I promise I have not abandoned this blog after just 3 posts. I tried and failed to write this a few times, but I just decided to publish because I want to move on. Enjoy (or not)!
In January, AI Impacts released a paper analyzing a survey of thousands of AI experts1 on their predictions for the field. It’s a follow-up to similar surveys in 2016 and 2022, and the main takeaways were general uncertainty, a shift toward earlier expectations of advanced AI, and a predicted higher chance of very bad outcomes. Example questions:2
How many years until you expect a 10% probability of high-level machine intelligence existing?
How likely [in %] do you think it is that the following AI task will be feasible within the next 50 years: routinely and autonomously prove mathematical theorems that are publishable in top mathematics journals today, including generating the theorems to prove.
Imagine that over the past decade, there had been half as much progress in AI algorithms. You might imagine this as conceptual insights being half as frequent. How much less progress [in %] in AI capabilities would you expect to have seen?
There have been discussions on the validity of this study. The most common critique I’ve seen (which the paper does acknowledge) is whether being an “AI expert” means you can accurately forecast. Having technical expertise does not mean you can predict where things are going. Overall, I think we should be cautious about what we take away from these surveys; it may be important to take a pulse, but it is just one measurement. My take is that these studies measured AI hype more than anything else.

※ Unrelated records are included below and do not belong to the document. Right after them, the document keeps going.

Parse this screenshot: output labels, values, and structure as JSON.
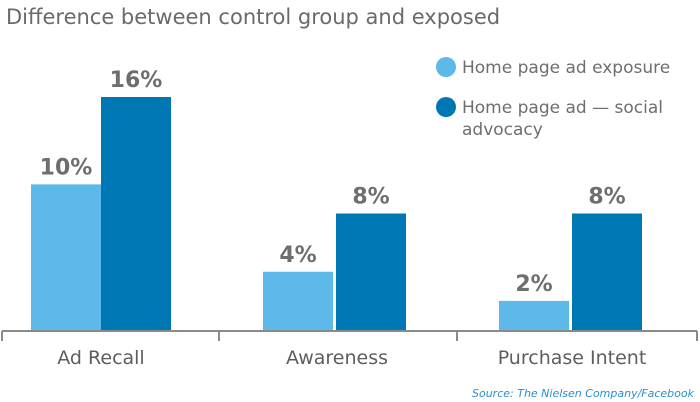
{
  "chart_data": {
    "type": "bar",
    "title": "Difference between control group and exposed",
    "categories": [
      "Ad Recall",
      "Awareness",
      "Purchase Intent"
    ],
    "series": [
      {
        "name": "Home page ad exposure",
        "values": [
          10,
          4,
          2
        ],
        "labels": [
          "10%",
          "4%",
          "2%"
        ],
        "color": "#5cb9e9"
      },
      {
        "name": "Home page ad — social advocacy",
        "name_lines": [
          "Home page ad — social",
          "advocacy"
        ],
        "values": [
          16,
          8,
          8
        ],
        "labels": [
          "16%",
          "8%",
          "8%"
        ],
        "color": "#0077b5"
      }
    ],
    "ylim": [
      0,
      16
    ],
    "grid": false,
    "legend": "top-right",
    "source": "Source: The Nielsen Company/Facebook"
  }
}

There’s also something troubling to me about the milestone questions. Some participants were asked to estimate the probability of an event given a year (e.g. second bullet). But are we really capable of estimating a probability, an actual number between 0 and 100, for a future event? When you dig deep, what are these estimates based on? I think intuitions are important provided we are upfront that this is what they are. But I worry that invoking probability in this way gives a false sense of objectivity, one that feels quite arrogant, to what is really just vibes3. Questions with graded responses feel more honest, such as where choices were one of “{very unlikely, unlikely, even odds, likely, very likely}” or one of “{no, a little, substantial, extreme} concern”. Did the conclusions drawn from this study require more than this level of precision?
I ask this because we are at what I assume is just the beginning of an AI sensationalist era. I wonder if placing too much emphasis on these probability estimates does more good than harm. In addition, the survey samples a very specific part of the population: highly-educated people who will likely continue to hold intellectual power in society. What will happen if studies like this are used to drive policy and lawmaking that affects those who don’t have a say in these matters?
But going back to probability, here’s a simple argument: if humans were good at estimating probabilities, we would have better guesses about the future. We wouldn’t succumb to the gambler’s fallacy. Much of betting would be boring. Puzzles like the Monty Hall problem wouldn’t be so interesting, because the solution would be intuitive. We wouldn’t have recency bias. We’d be more rational (which we aren’t) and maximize expected utility (which we don’t).
My guess is that human understanding and decision-making has little to do with probability estimation, and everything to do with emotion and past experiences. We may have good intuitions that guide us to make beneficial actions, but intuition is much less convenient to quantify. Probability is a useful tool to help us reason about uncertainty, if we understand the construction and assumptions. But if we force intuition into a probability estimate, we must understand what we are trying to do: it is an undefined conversion, completely subjective, and loses the richness of qualitative experience.
People (at least, in the West) have written about quantifying uncertainty using probability since the 17th century. One specific formulation is the Von Neumann–Morgenstern utility theorem (1947): an agent (not necessarily human) chooses between actions, where the choice is based on a probability distribution. If an agent’s preferences satisfy four specified axioms, the agent will always prefer actions that maximize expected utility (subjective desirability of actions). While mathematically sound, this framework does not seem to model human behavior well (e.g. Ellsberg paradox). If we’re just trying to build machines, maybe that’s okay. After all, something needn’t be human-like to be intelligent or even just useful. But if we are so insistent that we must have autonomous AGI (e/acc?), we must understand how the machines will exist in the context of human society. And we are then back to the very human problem of trying to estimate risk.
A lot of people, including myself, don’t buy the expected utility theorem (EUT) as a principle for AI. On avoiding exploitation of utility-maximizing AI, Adam Bales pokes holes in EUT. To quote him, this whole post is basically just trying to say:
Still, I believe we learn more from recognising our limitations than from imposing false certainty.
We are far from understanding how humans form intuitions and make decisions, but it’s okay to acknowledge that! And I think understanding ourselves will help us make better machine learning tools that benefit everyone.
In the end, I don’t have enough expertise to have constructive ideas for how to quantify intuitions and risk. What I do know is that people often use statistics as objective truth, and that to be quantified is to be valid. Numbers certainly have their usefulness, but we should always be critical when we see the reduction of intuition and human experience into probabilities, and the imposition of false certainty.
Defined to be participants who published at any of the six top-tier AI conferences in 2022.
Reminds me of the weird discourse on Twitter on “p(doom)” (the probability of doom due to advances in AI). Where are you pulling these numbers from? (my guess: your ass)